Governance audits behaviour risk updates monthly against incident forms, debrief records, care plans and notification rationale. The Registered Manager reviews higher-risk cases. Action is triggered by repeated escalation, injury, restrictive response, missing debrief or unchanged assessment.

Operational example 3: Moving and handling assessment not revised after near miss

Baseline issue: Near misses were recorded, but moving and handling assessments were not always updated before harm occurred. Improvement focused on safer transfers, clearer equipment decisions, audit evidence, feedback and practice observation.

Step 1: The care worker records the near miss in the incident form, including transfer activity, equipment used, staff present and immediate safety action.

Step 2: The moving and handling lead reviews the current assessment and records whether equipment, staffing or technique remains suitable.

Step 3: The Registered Manager reviews serious risk and reporting duties, recording notification and duty of candour rationale in the notification tracker.

Step 4: The moving and handling lead updates the assessment and records revised transfer instructions in the care plan and equipment record.

Step 5: The deputy manager completes a transfer observation and records staff practice findings in competency and governance records.

What can go wrong is that near misses are treated as warnings but not converted into safer controls. Early warning signs include staff hesitation, equipment workarounds or repeated manual handling concerns. Escalation moves to the Registered Manager and moving and handling lead, with temporary restrictions if needed. Consistency is maintained through near-miss review.

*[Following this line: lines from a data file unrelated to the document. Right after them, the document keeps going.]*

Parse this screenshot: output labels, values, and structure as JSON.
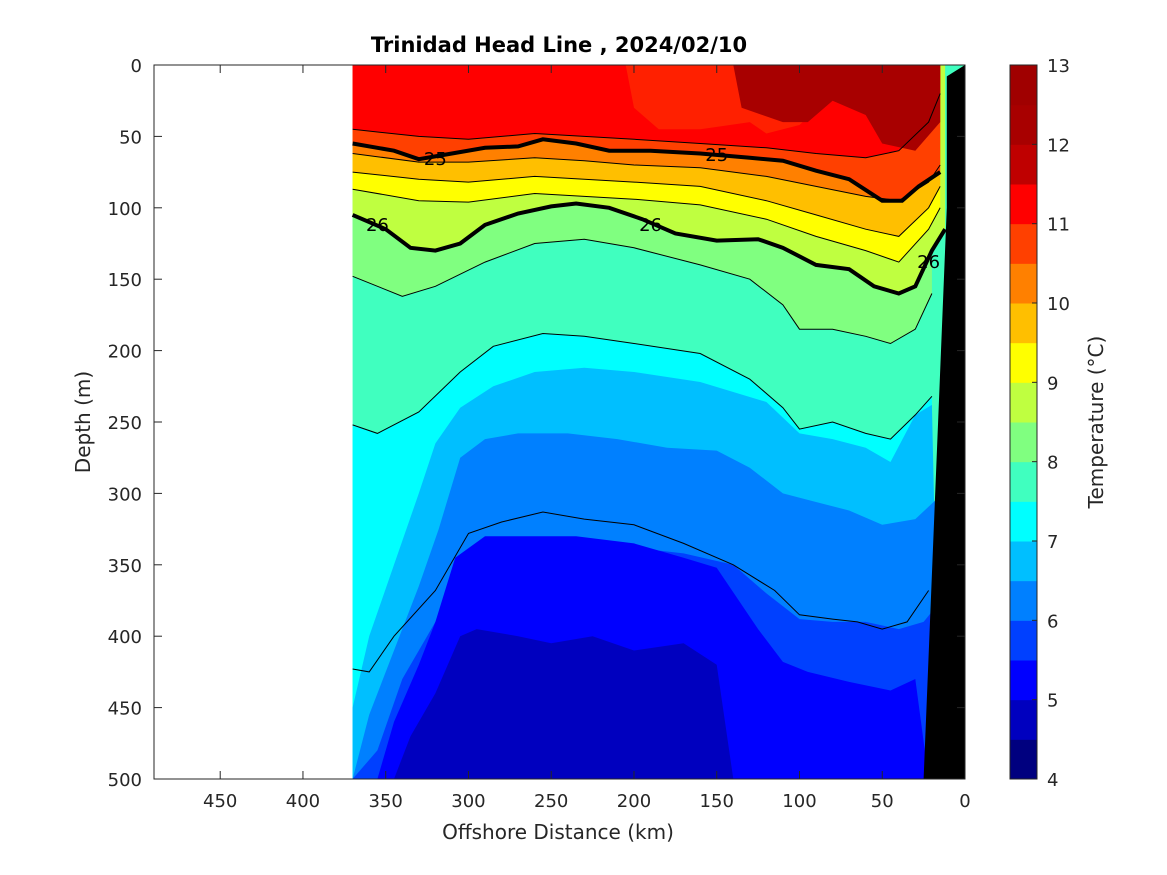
{
  "chart_data": {
    "type": "heatmap",
    "title": "Trinidad Head Line , 2024/02/10",
    "xlabel": "Offshore Distance (km)",
    "ylabel": "Depth (m)",
    "xlim": [
      490,
      0
    ],
    "ylim": [
      0,
      500
    ],
    "x_reversed": true,
    "y_reversed": true,
    "xticks": [
      450,
      400,
      350,
      300,
      250,
      200,
      150,
      100,
      50,
      0
    ],
    "yticks": [
      0,
      50,
      100,
      150,
      200,
      250,
      300,
      350,
      400,
      450,
      500
    ],
    "colorbar": {
      "label": "Temperature (°C)",
      "min": 4,
      "max": 13,
      "ticks": [
        4,
        5,
        6,
        7,
        8,
        9,
        10,
        11,
        12,
        13
      ],
      "step": 0.5,
      "colors": [
        "#00007f",
        "#0000bf",
        "#0000ff",
        "#0040ff",
        "#0080ff",
        "#00bfff",
        "#00ffff",
        "#40ffbf",
        "#80ff80",
        "#bfff40",
        "#ffff00",
        "#ffbf00",
        "#ff8000",
        "#ff4000",
        "#ff0000",
        "#bf0000",
        "#a80000",
        "#a00000"
      ]
    },
    "data_extent_km": [
      370,
      0
    ],
    "bottom_mask": {
      "color": "#000000",
      "points": [
        [
          0,
          0
        ],
        [
          0,
          500
        ],
        [
          25,
          500
        ],
        [
          11,
          100
        ],
        [
          11,
          8
        ]
      ]
    },
    "temperature_bands": [
      {
        "t": 7.5,
        "color": "#00bfff",
        "pts": [
          [
            370,
            450
          ],
          [
            360,
            400
          ],
          [
            345,
            350
          ],
          [
            330,
            300
          ],
          [
            320,
            265
          ],
          [
            305,
            240
          ],
          [
            285,
            225
          ],
          [
            260,
            215
          ],
          [
            230,
            212
          ],
          [
            200,
            215
          ],
          [
            160,
            222
          ],
          [
            120,
            236
          ],
          [
            100,
            258
          ],
          [
            80,
            262
          ],
          [
            60,
            268
          ],
          [
            45,
            278
          ],
          [
            30,
            245
          ],
          [
            20,
            238
          ],
          [
            15,
            500
          ],
          [
            370,
            500
          ]
        ]
      },
      {
        "t": 7,
        "color": "#0080ff",
        "pts": [
          [
            370,
            500
          ],
          [
            360,
            455
          ],
          [
            345,
            410
          ],
          [
            330,
            365
          ],
          [
            318,
            325
          ],
          [
            305,
            275
          ],
          [
            290,
            262
          ],
          [
            270,
            258
          ],
          [
            240,
            258
          ],
          [
            210,
            262
          ],
          [
            180,
            268
          ],
          [
            150,
            270
          ],
          [
            130,
            282
          ],
          [
            110,
            300
          ],
          [
            90,
            306
          ],
          [
            70,
            312
          ],
          [
            50,
            322
          ],
          [
            30,
            318
          ],
          [
            18,
            305
          ],
          [
            15,
            500
          ]
        ]
      },
      {
        "t": 6.5,
        "color": "#0040ff",
        "pts": [
          [
            370,
            500
          ],
          [
            355,
            480
          ],
          [
            340,
            430
          ],
          [
            320,
            390
          ],
          [
            305,
            350
          ],
          [
            290,
            335
          ],
          [
            260,
            335
          ],
          [
            230,
            332
          ],
          [
            200,
            338
          ],
          [
            170,
            342
          ],
          [
            140,
            350
          ],
          [
            120,
            370
          ],
          [
            100,
            388
          ],
          [
            80,
            390
          ],
          [
            60,
            390
          ],
          [
            40,
            395
          ],
          [
            25,
            390
          ],
          [
            18,
            380
          ],
          [
            15,
            500
          ]
        ]
      },
      {
        "t": 6,
        "color": "#0000ff",
        "pts": [
          [
            355,
            500
          ],
          [
            345,
            460
          ],
          [
            330,
            420
          ],
          [
            320,
            390
          ],
          [
            308,
            345
          ],
          [
            290,
            330
          ],
          [
            265,
            330
          ],
          [
            235,
            330
          ],
          [
            200,
            335
          ],
          [
            170,
            345
          ],
          [
            150,
            352
          ],
          [
            125,
            395
          ],
          [
            110,
            418
          ],
          [
            95,
            425
          ],
          [
            70,
            432
          ],
          [
            45,
            438
          ],
          [
            30,
            430
          ],
          [
            22,
            500
          ]
        ]
      },
      {
        "t": 5.5,
        "color": "#0000bf",
        "pts": [
          [
            345,
            500
          ],
          [
            335,
            470
          ],
          [
            320,
            440
          ],
          [
            305,
            400
          ],
          [
            295,
            395
          ],
          [
            270,
            400
          ],
          [
            250,
            405
          ],
          [
            225,
            400
          ],
          [
            200,
            410
          ],
          [
            170,
            405
          ],
          [
            150,
            420
          ],
          [
            145,
            460
          ],
          [
            140,
            500
          ]
        ]
      }
    ],
    "isotherm_lines": [
      {
        "pts": [
          [
            370,
            45
          ],
          [
            330,
            50
          ],
          [
            300,
            52
          ],
          [
            260,
            48
          ],
          [
            230,
            50
          ],
          [
            200,
            52
          ],
          [
            160,
            55
          ],
          [
            120,
            58
          ],
          [
            90,
            62
          ],
          [
            60,
            65
          ],
          [
            40,
            60
          ],
          [
            22,
            40
          ],
          [
            15,
            20
          ]
        ],
        "width": 1
      },
      {
        "pts": [
          [
            370,
            62
          ],
          [
            330,
            68
          ],
          [
            300,
            68
          ],
          [
            260,
            65
          ],
          [
            230,
            67
          ],
          [
            200,
            70
          ],
          [
            160,
            72
          ],
          [
            120,
            78
          ],
          [
            90,
            85
          ],
          [
            60,
            92
          ],
          [
            40,
            95
          ],
          [
            22,
            82
          ],
          [
            15,
            70
          ]
        ],
        "width": 1
      },
      {
        "pts": [
          [
            370,
            75
          ],
          [
            330,
            80
          ],
          [
            300,
            82
          ],
          [
            260,
            78
          ],
          [
            230,
            80
          ],
          [
            200,
            82
          ],
          [
            160,
            85
          ],
          [
            120,
            95
          ],
          [
            90,
            105
          ],
          [
            60,
            115
          ],
          [
            40,
            120
          ],
          [
            22,
            100
          ],
          [
            15,
            85
          ]
        ],
        "width": 1
      },
      {
        "pts": [
          [
            370,
            87
          ],
          [
            330,
            95
          ],
          [
            300,
            96
          ],
          [
            260,
            90
          ],
          [
            230,
            92
          ],
          [
            200,
            94
          ],
          [
            160,
            98
          ],
          [
            120,
            108
          ],
          [
            90,
            120
          ],
          [
            60,
            130
          ],
          [
            40,
            138
          ],
          [
            22,
            115
          ],
          [
            15,
            100
          ]
        ],
        "width": 1
      },
      {
        "pts": [
          [
            370,
            148
          ],
          [
            340,
            162
          ],
          [
            320,
            155
          ],
          [
            290,
            138
          ],
          [
            260,
            125
          ],
          [
            230,
            122
          ],
          [
            200,
            128
          ],
          [
            160,
            140
          ],
          [
            130,
            150
          ],
          [
            110,
            168
          ],
          [
            100,
            185
          ],
          [
            80,
            185
          ],
          [
            60,
            190
          ],
          [
            45,
            195
          ],
          [
            30,
            185
          ],
          [
            20,
            160
          ]
        ],
        "width": 1
      },
      {
        "pts": [
          [
            370,
            252
          ],
          [
            355,
            258
          ],
          [
            330,
            243
          ],
          [
            305,
            215
          ],
          [
            285,
            197
          ],
          [
            255,
            188
          ],
          [
            230,
            190
          ],
          [
            200,
            195
          ],
          [
            160,
            202
          ],
          [
            130,
            220
          ],
          [
            110,
            240
          ],
          [
            100,
            255
          ],
          [
            80,
            250
          ],
          [
            60,
            258
          ],
          [
            45,
            262
          ],
          [
            30,
            245
          ],
          [
            20,
            232
          ]
        ],
        "width": 1
      },
      {
        "pts": [
          [
            370,
            423
          ],
          [
            360,
            425
          ],
          [
            345,
            400
          ],
          [
            320,
            368
          ],
          [
            300,
            328
          ],
          [
            280,
            320
          ],
          [
            255,
            313
          ],
          [
            230,
            318
          ],
          [
            200,
            322
          ],
          [
            170,
            335
          ],
          [
            140,
            350
          ],
          [
            115,
            368
          ],
          [
            100,
            385
          ],
          [
            80,
            388
          ],
          [
            65,
            390
          ],
          [
            50,
            395
          ],
          [
            35,
            390
          ],
          [
            22,
            368
          ]
        ],
        "width": 1
      }
    ],
    "sigma_theta_contours": [
      {
        "label": "25",
        "pts": [
          [
            370,
            55
          ],
          [
            345,
            60
          ],
          [
            330,
            66
          ],
          [
            310,
            62
          ],
          [
            290,
            58
          ],
          [
            270,
            57
          ],
          [
            255,
            52
          ],
          [
            235,
            55
          ],
          [
            215,
            60
          ],
          [
            190,
            60
          ],
          [
            160,
            62
          ],
          [
            130,
            65
          ],
          [
            110,
            67
          ],
          [
            90,
            74
          ],
          [
            70,
            80
          ],
          [
            50,
            95
          ],
          [
            38,
            95
          ],
          [
            28,
            85
          ],
          [
            15,
            75
          ]
        ],
        "label_at": [
          [
            320,
            66
          ],
          [
            150,
            63
          ]
        ]
      },
      {
        "label": "26",
        "pts": [
          [
            370,
            105
          ],
          [
            350,
            115
          ],
          [
            335,
            128
          ],
          [
            320,
            130
          ],
          [
            305,
            125
          ],
          [
            290,
            112
          ],
          [
            270,
            104
          ],
          [
            250,
            99
          ],
          [
            235,
            97
          ],
          [
            215,
            100
          ],
          [
            195,
            108
          ],
          [
            175,
            118
          ],
          [
            150,
            123
          ],
          [
            125,
            122
          ],
          [
            110,
            128
          ],
          [
            90,
            140
          ],
          [
            70,
            143
          ],
          [
            55,
            155
          ],
          [
            40,
            160
          ],
          [
            30,
            155
          ],
          [
            20,
            130
          ],
          [
            12,
            115
          ]
        ],
        "label_at": [
          [
            355,
            112
          ],
          [
            190,
            112
          ],
          [
            22,
            138
          ]
        ]
      }
    ]
  }
}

Governance audits moving and handling near misses monthly against incident forms, assessments, equipment records and notification decisions. The moving and handling lead reports findings to the Registered Manager. Action is triggered by repeated near misses, unsafe technique, equipment mismatch or incomplete competency evidence.

Commissioner expectation

Commissioners expect risk assessments to change when incidents show that controls are no longer effective. They will want assurance that providers do not keep outdated plans in place after harm or near misses.

They also expect measurable improvement. Evidence may include fewer repeated incidents, faster assessment updates, clearer staff instructions, stronger audit scores and improved feedback from people and representatives.

Regulator and inspector expectation

Inspectors will compare incident forms, risk assessments, care plans, handover notes, supervision records and notification trackers. They will expect a clear line from incident learning to revised care controls.

They will also consider whether duty of candour was required where failure to update an assessment contributed to avoidable harm, distress or serious risk.

Conclusion

Risk assessments must be live documents that change when incidents reveal new information. Providers need to show what happened, what the existing assessment said, why controls were changed and whether CQC notification or duty of candour duties applied.

Good governance links incident forms, near-miss records, risk assessments, care plans, handover notes, audits, supervision records and notification trackers. This creates a clear evidence trail from event to learning and safer practice.

Outcomes are evidenced through fewer repeat incidents, faster updates, improved staff understanding, stronger audit findings and better feedback. Consistency is maintained through post-incident review prompts, debrief-to-assessment checks, near-miss review, Registered Manager oversight and provider-level sampling.

For commissioners and inspectors, strong risk assessment governance shows that the provider responds to evidence and updates care before the same risk causes further harm.